Tuesday, 7 February 2012

6th February 2012

Well as you might imagine, things didn’t go exactly according to plan. The car did arrive on the Kenyan border but unfortunately, the transportation was a rather low truck with a large metal bar along the top that prevented our car from being loaded with its roof rack. So the allegedly indestructible Rhino roof rack had to be removed and the tyres had to be deflated in order to fit the car on the truck.  So much for the idea of preventing further damage to our newly repaired car.  So despite receiving a phone call from the lorry drivers at 8am, we didn’t actually manage to get the car across the border until 12.38; just 8 minutes after the border closed for lunch for 1½ hours. One of the key difficulties arose from the need to fix the roof rack back onto the car. Having found a hill to unload the car from the lorry, once the tyres had been re-inflated it soon became apparent that the roof rack had been broken, probably due to some force over getting it off in the first place. So now we had a car with a broken roof rack that wouldn’t fit into the car. The lorry drivers went to the town to find some glue (our superglue had exploded in the boot of the car, having been crushed by the weight of the luggage) and then mixed the glue with some ash to create what appeared to be an effective repair.  Then they attempted to fix the rack to the roof but found that there were 3 bolts missing. We brought the car back over to Ethiopia, however, and tied the rack onto the roof using large cable ties that the driver had in his car. This seemed to work well and so we proceeded to passport and customs, where we were given 6 months grace to keep the car in Ethiopia.
Success at last!
So now we plan to use the car for 6 months and then ship it back to the UK via Djibouti.

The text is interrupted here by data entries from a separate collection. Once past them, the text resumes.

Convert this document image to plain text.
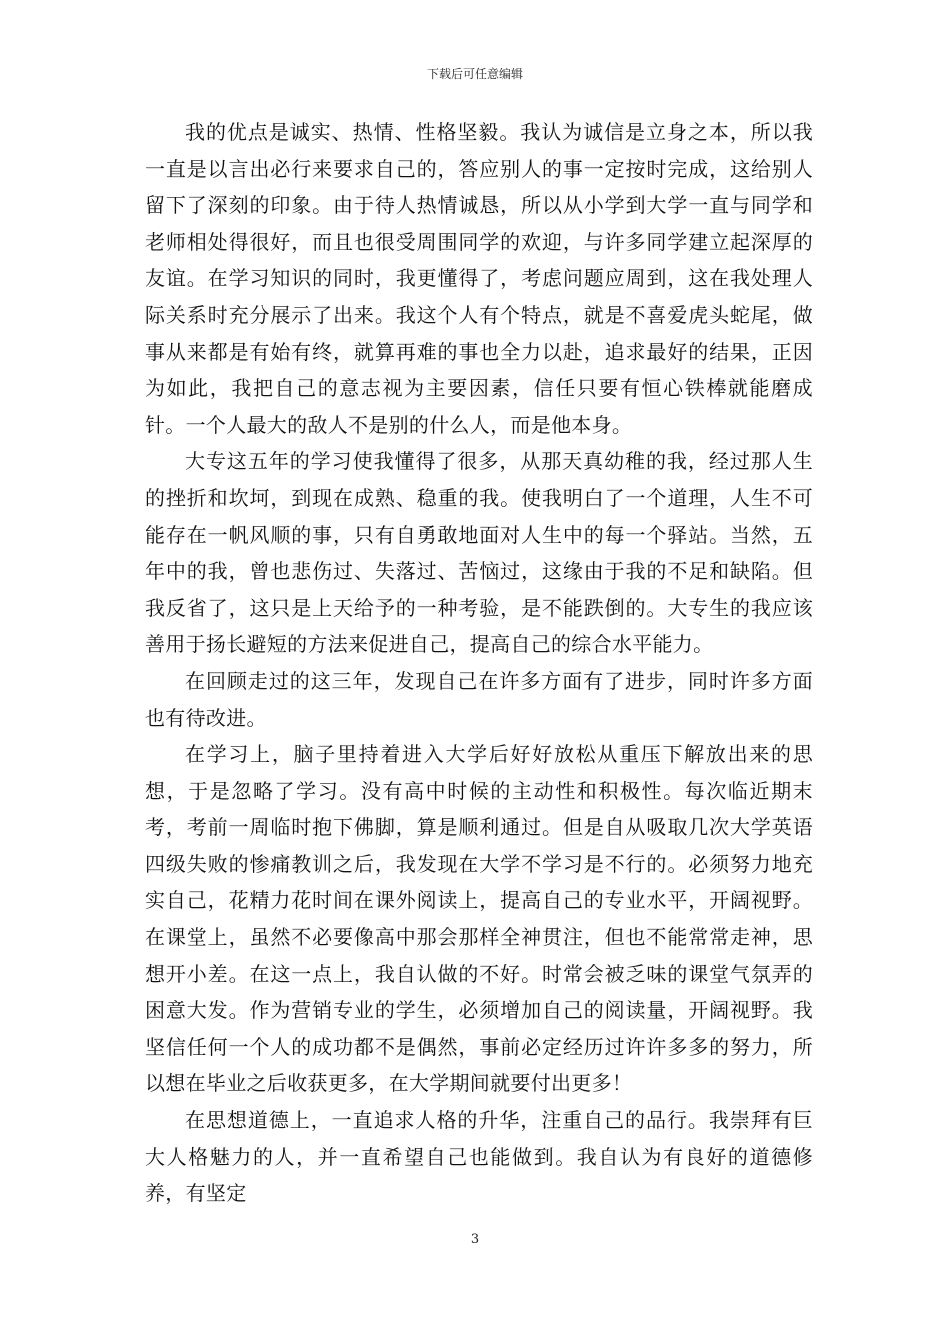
下载后可任意编辑

我的优点是诚实、热情、性格坚毅。我认为诚信是立身之本，所以我一直是以言出必行来要求自己的，答应别人的事一定按时完成，这给别人留下了深刻的印象。由于待人热情诚恳，所以从小学到大学一直与同学和老师相处得很好，而且也很受周围同学的欢迎，与许多同学建立起深厚的友谊。在学习知识的同时，我更懂得了，考虑问题应周到，这在我处理人际关系时充分展示了出来。我这个人有个特点，就是不喜爱虎头蛇尾，做事从来都是有始有终，就算再难的事也全力以赴，追求最好的结果，正因为如此，我把自己的意志视为主要因素，信任只要有恒心铁棒就能磨成针。一个人最大的敌人不是别的什么人，而是他本身。

大专这五年的学习使我懂得了很多，从那天真幼稚的我，经过那人生的挫折和坎坷，到现在成熟、稳重的我。使我明白了一个道理，人生不可能存在一帆风顺的事，只有自勇敢地面对人生中的每一个驿站。当然，五年中的我，曾也悲伤过、失落过、苦恼过，这缘由于我的不足和缺陷。但我反省了，这只是上天给予的一种考验，是不能跌倒的。大专生的我应该善用于扬长避短的方法来促进自己，提高自己的综合水平能力。

在回顾走过的这三年，发现自己在许多方面有了进步，同时许多方面也有待改进。

在学习上，脑子里持着进入大学后好好放松从重压下解放出来的思想，于是忽略了学习。没有高中时候的主动性和积极性。每次临近期末考，考前一周临时抱下佛脚，算是顺利通过。但是自从吸取几次大学英语四级失败的惨痛教训之后，我发现在大学不学习是不行的。必须努力地充实自己，花精力花时间在课外阅读上，提高自己的专业水平，开阔视野。在课堂上，虽然不必要像高中那会那样全神贯注，但也不能常常走神，思想开小差。在这一点上，我自认做的不好。时常会被乏味的课堂气氛弄的困意大发。作为营销专业的学生，必须增加自己的阅读量，开阔视野。我坚信任何一个人的成功都不是偶然，事前必定经历过许许多多的努力，所以想在毕业之后收获更多，在大学期间就要付出更多！

在思想道德上，一直追求人格的升华，注重自己的品行。我崇拜有巨大人格魅力的人，并一直希望自己也能做到。我自认为有良好的道德修养，有坚定

3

Having finally been re-united with the car, and pretty exhausted from the 35C heat, we headed off back up north towards Addis. 

We stopped in Yabello for the night, in what was a very nice motel with the luxury of a hot shower. A group of Belgian tourists arrived shortly after and filled up all of the remaining rooms – lucky that we got there when we did. Having had pasta with vegetables for the previous 2 meals, I needed a change and so had pasta with tomato sauce. There isn’t a great deal of choice and I’m still not prepared to eat meat from a non-star hotel restaurant. I have developed a taste for the Gouda (pronounced ‘Gooda’) wine, and so this made the meal much more exciting. Actually, it occurred to me that I was possibly getting more calories from wine than from food. Never mind, when we get to Gimbie I am going to have a field day with all the cheese we brought over. Although we slept under nets, I seem to have picked up one mosquito bite ….. and I’m not sure what the altitude is here. Hmmm.